Neill Lane is a successful entrepreneur and start-up CEO. His currently an advisor, board member and angel investor.

He is a founding member of the Athens Ohio Investment Alliance, an angel investor group in Athens, Ohio and an investor member of Queen City Angels in Cincinnati, Ohio Neill currently serves as board chair of My Green Lab, a California not-for-profit that is the world’s leading organization establishing standards and practices for environmental sustainability in laboratories. My Green Lab presented at the 2023 United Nations Climate Change Conference, COP28, and its customers and sponsors include Agilent Technologies, Roche, Amgen, Astra Zeneca, Millipore Sigma and Thermo Fisher Scientific, amongst others.

He also serves on the boards of Impact Laboratories and Voxel Innovations. Impact Laboratories is a newly formed for-profit start-up, which will deliver My Green Labs laboratory certification and ACT product environmental impact labels. Voxel Innovations is an innovator in developing pulsed electrochemical machining technology to its fullest potential.

Neill was the founding CEO of Stirling Ultracold in Athens, Ohio. Under his leadership the company delivered the first environmentally friendly, energy efficient, ultra-low temperature cooling products to customers worldwide. Stirling Ultracold is now an award-winning premium brand; their technology and products have positively changed the entire industry’s approach to sustainable ultra-low freezers. Stirling Ultracold was the first ultra-low freezer brand to receive the ENERGY STAR rating. Neill led four rounds of fundraising as the company established cleantech manufacturing in Appalachian Ohio. Stirling Ultracold’s products played a key role in m-RNA Covid vaccine distribution. In May 2021, the company was acquired by BioLife Solutions (Nasdaq BLFS) in what is thought to be the largest ever Appalachian Ohio regional exit. Institutional investors included TechGrowth Ohio, a pre-seed fund focused on early stage, innovative technology companies, Advantage Capital, and the Ohio Innovation Fund.

During 2008 and 2009, Neill was a co-founder and president of Blight to Bright LLC, a developer of largescale solar installations, and an executive in residence with TechGrowth Ohio.
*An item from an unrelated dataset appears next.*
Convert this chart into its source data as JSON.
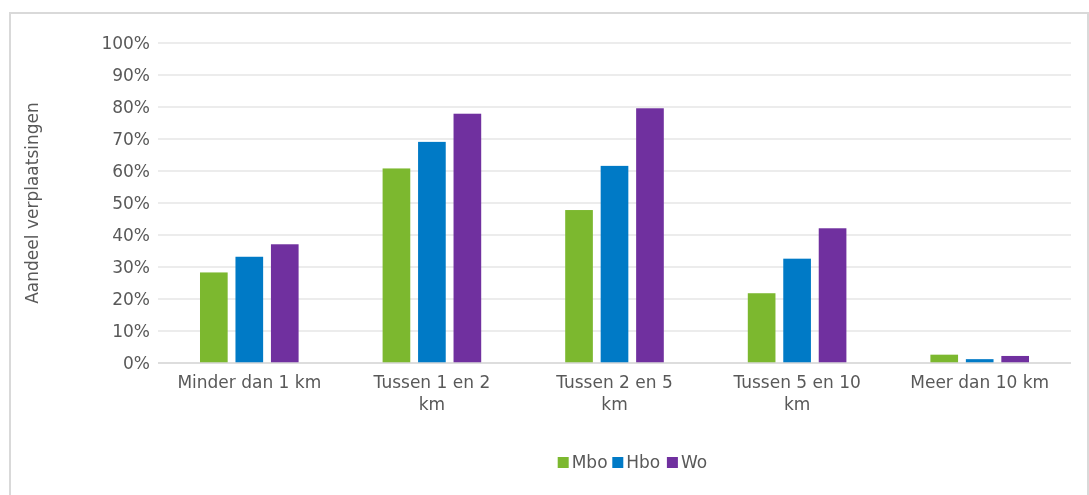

Previously Neill served for 10 years as CEO of Sunpower Inc in Athens, Ohio. Sunpower developed, manufactured, and licensed Stirling engines and coolers, as well as linear compressors, for applications including solar thermal electric power, household refrigeration, household micro combined heat and power, radioisotope space power and cryogenic refrigeration. Under his leadership the company established its cryocooler manufacturing capability. Licensees include LG Electronics; their class-leading refrigerators use a linear compressor developed with Sunpower. The company’s cryocooler was used by NASA’s Rhessi Program, which completed 16-years of successful operation in 2016. Sunpower was acquired by Ametek (NYSE AME) in 2009.

Earlier in his career he held several engineering leadership and teaching positions. He was born and grew up in Zimbabwe, and he has a degree in mechanical engineering from the University of the Witwatersrand, South Africa.